Sticking to something until you see it to the very end just might earn you a reputation of being reliable and a success, or it may hold you back for years and years and years chasing something that is not worth the effort. But how do you decide which is which? And what of that pesky bad habit that can be accumulated of trying once and giving up when immediate results are not gleaned? Hmm…
Let's just say that I've considered myself to fall into a variety of these different habits – of trying once, twice, thrice and then giving up and moving on or of sticking to my guns for a great many years before finally realizing there is a better way. Equestrians must encounter trials like this every day. Do you choose to keep using the riding method you just started or have been chasing for a decade, or do you move onto something brighter and more shiny?
Fortunately and unfortunately, there are no hard and fast rules, only individual judgement based on your past experiences, the individual situation, and the input you're likely accumulating from those around you. Sometimes it is the crowd that is more difficult to change than your own mind… but I'll leave that for another time.
I think of my time first learning dressage, I stuck to it for a couple of years, repeatedly going over the same lessons time and again and then once more for good luck. But never really got anywhere. I kept thinking to myself that either I was really stupid or dressage was extremely difficult – most of the people around me confirmed the later but I couldn't quite agree. I'll say now that it was neither, but instead the manner in which I was being taught dressage that was difficult and exhaustive – and altogether not unlike what everyone else out there is doing for all intents and purposes.

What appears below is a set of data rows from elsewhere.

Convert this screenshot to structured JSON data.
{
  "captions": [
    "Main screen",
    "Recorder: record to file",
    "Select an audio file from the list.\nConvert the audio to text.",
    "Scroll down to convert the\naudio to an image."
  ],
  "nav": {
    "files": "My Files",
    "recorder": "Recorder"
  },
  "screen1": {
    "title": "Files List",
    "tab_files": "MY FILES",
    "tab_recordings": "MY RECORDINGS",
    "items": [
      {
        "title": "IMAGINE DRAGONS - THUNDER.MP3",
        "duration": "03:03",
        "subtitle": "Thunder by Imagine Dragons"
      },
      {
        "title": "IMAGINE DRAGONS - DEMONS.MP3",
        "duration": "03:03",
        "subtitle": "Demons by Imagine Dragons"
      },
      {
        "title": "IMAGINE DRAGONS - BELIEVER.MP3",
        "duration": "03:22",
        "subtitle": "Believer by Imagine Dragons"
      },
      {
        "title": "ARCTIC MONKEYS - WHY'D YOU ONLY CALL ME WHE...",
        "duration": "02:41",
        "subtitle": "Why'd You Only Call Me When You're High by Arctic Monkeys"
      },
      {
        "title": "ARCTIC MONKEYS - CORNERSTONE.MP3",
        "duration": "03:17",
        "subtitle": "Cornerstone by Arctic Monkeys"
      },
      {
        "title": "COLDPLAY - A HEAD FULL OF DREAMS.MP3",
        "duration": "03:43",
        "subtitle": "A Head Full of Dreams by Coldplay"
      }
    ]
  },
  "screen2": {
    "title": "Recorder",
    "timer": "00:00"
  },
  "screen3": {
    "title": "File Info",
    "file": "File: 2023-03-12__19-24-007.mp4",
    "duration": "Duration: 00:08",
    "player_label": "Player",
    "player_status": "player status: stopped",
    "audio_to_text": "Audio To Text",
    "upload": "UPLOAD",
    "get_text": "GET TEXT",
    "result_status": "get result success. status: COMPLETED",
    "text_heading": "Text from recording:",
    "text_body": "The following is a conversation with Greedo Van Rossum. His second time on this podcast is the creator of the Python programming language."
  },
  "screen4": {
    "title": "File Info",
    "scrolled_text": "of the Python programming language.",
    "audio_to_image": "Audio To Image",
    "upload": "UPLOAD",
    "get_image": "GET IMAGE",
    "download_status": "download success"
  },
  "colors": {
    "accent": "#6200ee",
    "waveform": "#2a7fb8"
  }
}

So when did I choose to give up and change? About two years in when I had an odd opportunity to ride with a man who taught Classical Dressage based on Baucher, the French school and his own great many years of experience. And then I found successes.
It has come to my mind that not everything difficult is good, but lately even more I think that nothing good is difficult. Certainly it may not be simple or come overnight, but the push behind you to keep pursuing it is what lacks that difficulty.
Recently I started training for a job, and from two it was extraordinarily difficult to push myself forwards. The training itself was not hard, not in the least bit and I continually told myself that all I had to do was NOT give up and walk away and I would get through it. Does that really sound like the sort of job I'm going to enjoy down the road? I didn't think so either. The second another job opportunity arose my individual push SHOVED me hard in that direction and is continuing to do so.
Horses have been much the same for me. The learning curve has not been easy in many ways – I have never thought myself naturally inclined to anything about horsemanship except perhaps being able to see a horse's emotions from their communications – and still the push has been so simple as to carry me 15+ years down the line and still emphatically in love with these hairy beasts (and quite affectionately referenced as such!).